Mengaktifkan enzim. Dikatakan kita tidak tahu makanan yang mengandung molibden. Pentingnya diet seimbang dalam menjaga kesehatan kita tampak sangat jelas dengan mengonsumsi makanan dengan mengetahui kandungannya. Seperti halnya kekurangan molibden menyebabkan banyak penyakit, kelebihannya juga berbahaya. Bahaya melakukan diet juga menjadi sangat jelas ketika vitamin diketahui dengan baik.

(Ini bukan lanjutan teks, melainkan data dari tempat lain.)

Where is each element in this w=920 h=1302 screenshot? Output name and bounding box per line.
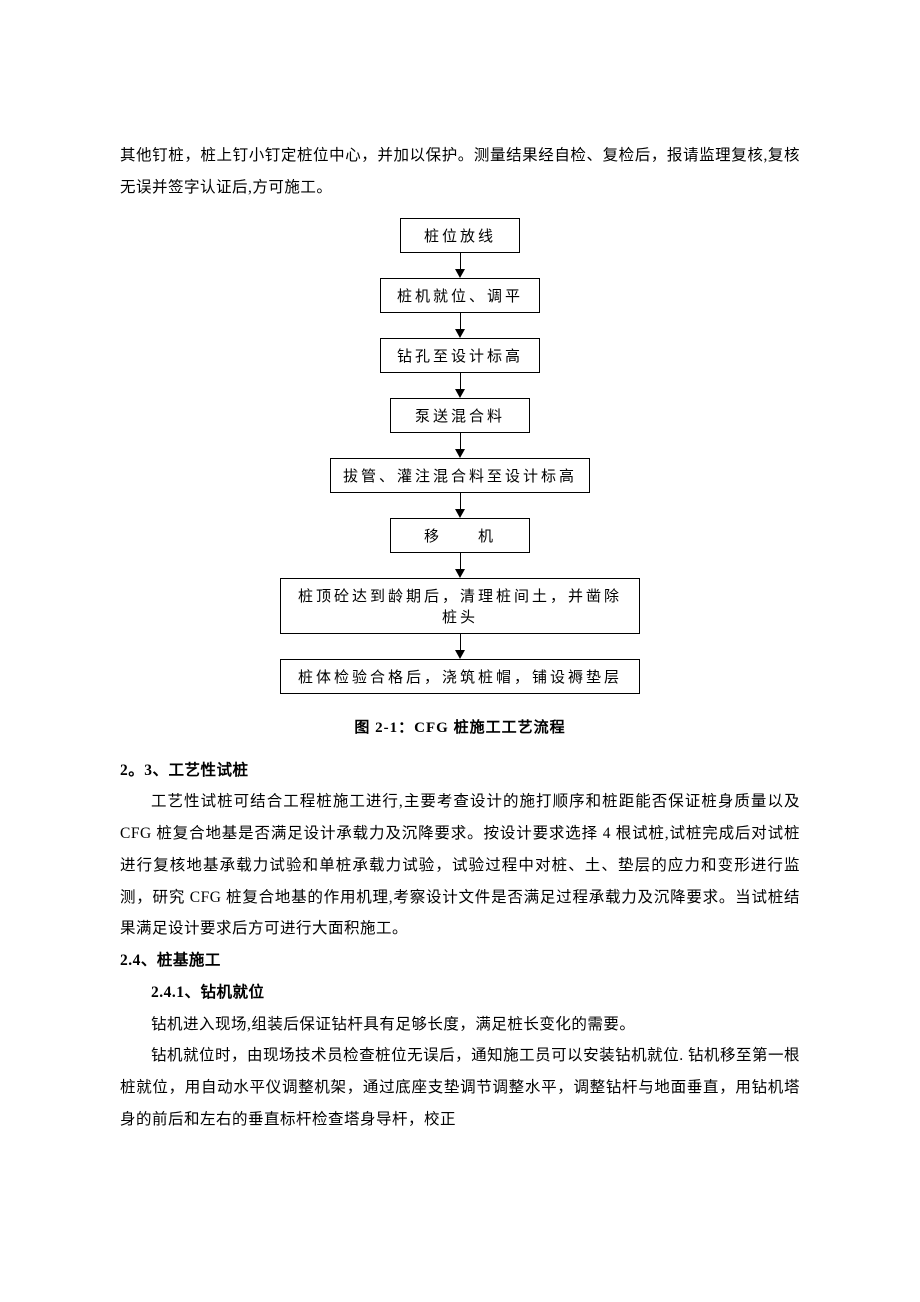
flow-node-6: 移 机 [390,518,530,553]
section-2-4-heading: 2.4、桩基施工 [120,945,800,977]
intro-paragraph: 其他钉桩，桩上钉小钉定桩位中心，并加以保护。测量结果经自检、复检后，报请监理复核… [120,140,800,204]
section-2-3-body: 工艺性试桩可结合工程桩施工进行,主要考查设计的施打顺序和桩距能否保证桩身质量以及… [120,786,800,945]
section-2-4-1-p2: 钻机就位时，由现场技术员检查桩位无误后，通知施工员可以安装钻机就位. 钻机移至第… [120,1040,800,1135]
figure-caption: 图 2-1：CFG 桩施工工艺流程 [120,716,800,737]
flow-node-4: 泵送混合料 [390,398,530,433]
flow-arrow [455,373,465,398]
section-2-3-heading: 2。3、工艺性试桩 [120,755,800,787]
flow-arrow [455,553,465,578]
flow-arrow [455,253,465,278]
flow-arrow [455,313,465,338]
flow-node-3: 钻孔至设计标高 [380,338,540,373]
cfg-flowchart: 桩位放线 桩机就位、调平 钻孔至设计标高 泵送混合料 拔管、灌注混合料至设计标高… [120,218,800,694]
section-2-4-1-heading: 2.4.1、钻机就位 [120,977,800,1009]
section-2-4-1-p1: 钻机进入现场,组装后保证钻杆具有足够长度，满足桩长变化的需要。 [120,1009,800,1041]
flow-arrow [455,493,465,518]
flow-node-5: 拔管、灌注混合料至设计标高 [330,458,590,493]
flow-node-1: 桩位放线 [400,218,520,253]
flow-arrow [455,634,465,659]
document-page: 其他钉桩，桩上钉小钉定桩位中心，并加以保护。测量结果经自检、复检后，报请监理复核… [0,0,920,1302]
flow-node-8: 桩体检验合格后，浇筑桩帽，铺设褥垫层 [280,659,640,694]
flow-node-2: 桩机就位、调平 [380,278,540,313]
flow-arrow [455,433,465,458]
flow-node-7: 桩顶砼达到龄期后，清理桩间土，并凿除桩头 [280,578,640,634]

Bekerja bersama riboflavin (B2) untuk menyimpan zat besi dalam hemoglobin agar tubuh kita dapat membentuk sel darah merah. Berperan dalam transportasi zat besi. Terdapat dalam struktur banyak enzim. Diperlukan untuk komponen banyak enzim dalam tubuh. Kofaktor untuk metabolisme purin dan asam urat. Diperlukan untuk metabolisme lemak, zat besi, dan karbohidrat. Pada bakteri nitrogen, memungkinkan pengikatan nitrogen dari udara.

Penting untuk perkembangan bakteri rumen pada hewan ruminansia.

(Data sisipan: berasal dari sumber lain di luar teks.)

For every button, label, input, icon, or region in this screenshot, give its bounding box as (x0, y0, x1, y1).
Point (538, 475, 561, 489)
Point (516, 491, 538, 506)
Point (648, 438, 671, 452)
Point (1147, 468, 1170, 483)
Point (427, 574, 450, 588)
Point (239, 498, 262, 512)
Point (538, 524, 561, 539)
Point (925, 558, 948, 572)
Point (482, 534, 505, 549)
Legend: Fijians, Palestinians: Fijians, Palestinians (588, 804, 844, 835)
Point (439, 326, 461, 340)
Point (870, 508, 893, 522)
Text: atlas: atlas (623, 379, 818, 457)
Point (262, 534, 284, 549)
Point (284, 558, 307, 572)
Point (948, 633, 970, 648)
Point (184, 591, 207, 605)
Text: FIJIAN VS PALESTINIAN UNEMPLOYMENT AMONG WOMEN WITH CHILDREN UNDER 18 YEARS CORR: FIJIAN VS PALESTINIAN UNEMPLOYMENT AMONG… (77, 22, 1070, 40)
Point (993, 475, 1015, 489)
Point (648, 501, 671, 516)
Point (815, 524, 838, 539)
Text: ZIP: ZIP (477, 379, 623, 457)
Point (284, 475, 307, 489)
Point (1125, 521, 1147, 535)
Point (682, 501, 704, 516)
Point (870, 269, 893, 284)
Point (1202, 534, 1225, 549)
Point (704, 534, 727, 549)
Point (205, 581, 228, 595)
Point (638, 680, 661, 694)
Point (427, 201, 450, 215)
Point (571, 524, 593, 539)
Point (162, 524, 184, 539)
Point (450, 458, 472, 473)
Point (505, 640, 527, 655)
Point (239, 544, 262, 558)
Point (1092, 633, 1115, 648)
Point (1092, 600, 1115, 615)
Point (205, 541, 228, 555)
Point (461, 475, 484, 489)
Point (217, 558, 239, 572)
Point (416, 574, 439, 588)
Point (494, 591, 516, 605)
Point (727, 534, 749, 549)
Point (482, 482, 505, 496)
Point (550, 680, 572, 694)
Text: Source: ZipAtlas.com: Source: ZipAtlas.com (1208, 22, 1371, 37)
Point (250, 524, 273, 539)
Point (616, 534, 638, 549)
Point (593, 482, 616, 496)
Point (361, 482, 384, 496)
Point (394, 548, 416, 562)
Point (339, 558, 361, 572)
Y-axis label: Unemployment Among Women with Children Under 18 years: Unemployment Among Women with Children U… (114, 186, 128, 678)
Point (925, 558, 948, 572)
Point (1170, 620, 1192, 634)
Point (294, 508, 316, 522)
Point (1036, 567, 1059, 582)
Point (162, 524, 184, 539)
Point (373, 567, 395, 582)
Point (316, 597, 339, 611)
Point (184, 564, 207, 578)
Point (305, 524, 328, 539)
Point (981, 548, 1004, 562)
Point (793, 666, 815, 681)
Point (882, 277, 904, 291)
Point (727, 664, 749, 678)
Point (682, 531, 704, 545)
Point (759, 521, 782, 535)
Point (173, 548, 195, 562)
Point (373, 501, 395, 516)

Molibden dikonsumsi dalam jumlah cukup setiap hari; kekurangannya hampir tidak terjadi. Pada orang yang makan sehat, kekurangan tidak terlihat.

Pada Kondisi Kekurangan

  • Toleransi asam amino
  • Alergi, misalnya terhadap sulfit
  • Rambut rontok
  • Infertilitas (kemandulan)
  • Lemah, lelah
  • Gelisah, gangguan irama jantung (takikardia), sesak napas
  • Gatal
  • Gigi berlubang
  • Gangguan perkembangan janin
  • Keterlambatan fungsi mental
  • Gugup atau asma terapeutik
  • Pembentukan batu di ginjal
  • Kanker kerongkongan
  • Kadar asam urat rendah dalam darah
  • Rabun senja

Overdosis

  • Nyeri sendi
  • Pembengkakan atau deformasi sendi
  • Peningkatan laju pernapasan
  • Kerusakan hati
  • Takikardia
  • Asam urat (Gout)
  • Jika dikonsumsi berlebihan, terlihat anemia, gangguan kerangka dan otot.

Dosis harian: 0,05-0,25 mg

Jumlah dalam 100 Gram Makanan

  • Terdapat banyak sumber molibden seperti keju, kuning telur, sereal gandum utuh, pepaya.
  • Kacang tanah: 0.043 mg
  • Kakao: 0,073 mg
  • Ikan mas: 0.05 mg
  • Serealia: 0.078 mg
  • Kentang: 0.08 mg
  • Beras: 0.1 mg
  • Kacang polong: 0.1 mg
  • Kubis merah: 0,12 mg
  • Tepung kedelai: 0.18 mg
  • Kacang lentil: 0.19 mg
  • Kacang hijau: 0,455 mg
  • Kembang kol, kacang-kacangan: antara 0.03-0.19
  • Sereal gandum utuh
  • Bawang putih
  • Jeroan: antara 0.02-0.1 mg

Terjemahan dari artikel universitas tentang pentingnya vitamin dan penyebab penyakit.